Shares of Mountain View, California-based Google advanced $7.98, or 1.7 percent, to $474.27 at 4 p.m. New York time in Nasdaq Stock Market trading. Shares of Redmond, Washington-based Microsoft gained 12 cents to $28.73, while shares of San Antonio- based AT&T climbed 42 cents to $39.26.

Microsoft itself has been found to violate antitrust laws in the U.S. and Europe. A judge ruled in 2000 that the software maker illegally defended its Windows monopoly by requiring Internet service providers to feature its Web browser. In Europe, regulators said the company quashed competition for server programs as well as Internet video and audio software.

``Our real concern is about this very substantial concentration that this acquisition will create,'' Smith said.

He said the purchase would give Google more than 80 percent of the market for ads that are displayed on third-party sites across the Web.

Microsoft also was one of Google's competitors in bidding to buy DoubleClick, the Wall Street Journal reported today, citing unidentified people familiar with the matter.

Too Much?

Google's announcement also sparked concern from analysts that the company may be paying too much for DoubleClick. Google executives declined to disclose DoubleClick's financial results or give details on plans for integrating the company's products.

``They just don't tell you anything,'' said Gene Munster, an analyst at Piper Jaffray & Co. in Minneapolis. He rates the shares ``outperform'' and doesn't own them.

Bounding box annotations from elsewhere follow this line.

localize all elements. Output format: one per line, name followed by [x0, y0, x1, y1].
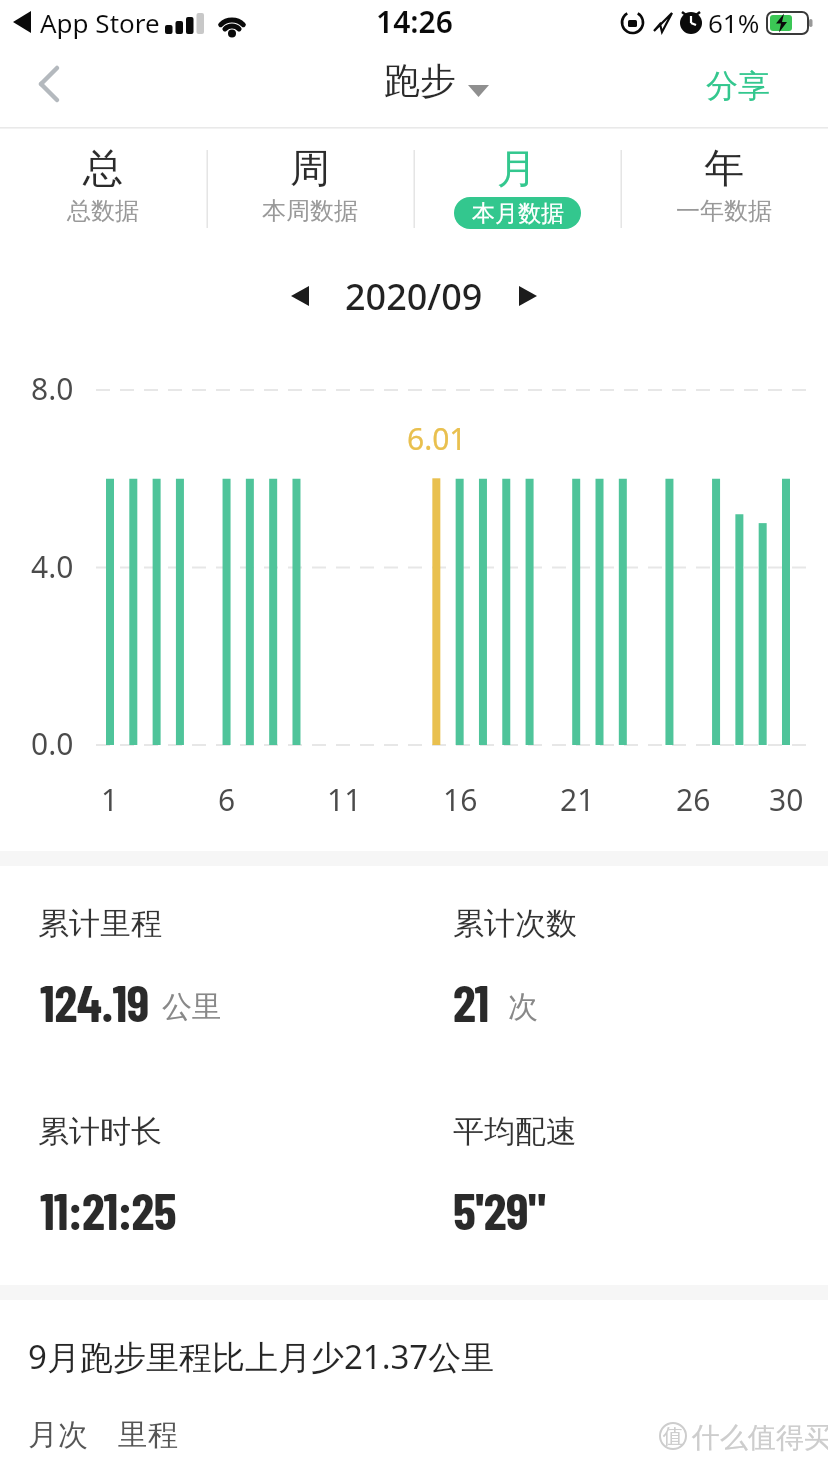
staticText: 5'29"	[453, 1178, 546, 1240]
button[interactable]: 本月数据	[454, 197, 581, 229]
button[interactable]	[270, 270, 330, 322]
staticText: 里程	[118, 1416, 178, 1454]
staticText: 11	[327, 779, 362, 820]
staticText: 6	[218, 779, 236, 820]
button[interactable]	[20, 56, 80, 112]
staticText: 什么值得买	[692, 1420, 828, 1455]
button[interactable]: 分享	[668, 60, 808, 112]
staticText: 总	[83, 143, 123, 193]
staticText: 21	[560, 779, 595, 820]
staticText: 14:26	[376, 1, 453, 42]
staticText: 4.0	[31, 546, 74, 587]
staticText: 9月跑步里程比上月少21.37公里	[28, 1334, 495, 1379]
staticText: 8.0	[31, 368, 74, 409]
staticText: 平均配速	[453, 1112, 577, 1151]
button[interactable]	[621, 140, 828, 240]
staticText: 公里	[162, 988, 222, 1026]
staticText: 年	[704, 143, 744, 193]
staticText: 分享	[706, 66, 770, 106]
staticText: 本周数据	[262, 196, 358, 226]
staticText: 0.0	[31, 723, 74, 764]
staticText: 2020/09	[345, 272, 483, 321]
staticText: 次	[508, 988, 538, 1026]
staticText: 本月数据	[472, 199, 564, 228]
staticText: 21	[453, 970, 489, 1032]
staticText: 值	[663, 1424, 683, 1449]
staticText: 6.01	[407, 418, 467, 459]
staticText: 月次	[28, 1416, 88, 1454]
staticText: 61%	[708, 5, 760, 40]
staticText: 累计里程	[38, 904, 162, 943]
staticText: 累计次数	[453, 904, 577, 943]
staticText: 月	[497, 143, 537, 193]
button[interactable]	[414, 140, 621, 240]
staticText: 26	[676, 779, 711, 820]
button[interactable]	[500, 270, 560, 322]
staticText: 累计时长	[38, 1112, 162, 1151]
staticText: 124.19	[40, 970, 149, 1032]
staticText: 30	[769, 779, 804, 820]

Munster estimates that DoubleClick will have sales of $330 million this year and that Google may lose about $150 million a year in interest income.

Anthony Noto, an analyst at Goldman, Sachs & Co., said in a note to clients that while the price is too much for DoubleClick's business today, it could be justified over time. The acquisition will let Google sell packages to customers that bundle text ads tied to search results with so-called display ads that often include pictures or video, he said.

`Excessive Price'

The purchase, scheduled to close by the end of the year, highlights the soaring valuation for Internet companies that have managed to strike a chord with users and advertisers. Google bought video-sharing Web site YouTube for $1.65 billion last year. Facebook, a social networking site competing with MySpace, last year turned down a $1 billion offer from Yahoo! Inc.

``Google did not want anyone else buying this asset,'' said Scott Kessler, an equity analyst at Standard & Poor's in New York. ``It's an excessive price.''

The purchase may also spark interest in Seattle-based aQuantive Inc. as an acquisition target, analysts said today. At least three brokerages, including CIBC World Markets, JPMorgan Chase & Co. and UBS AG, upgraded the shares today.

Shares of aQuantive, which offers it own ad measurement program, rose $3.49, or 12 percent, to $32.01 in Nasdaq trading.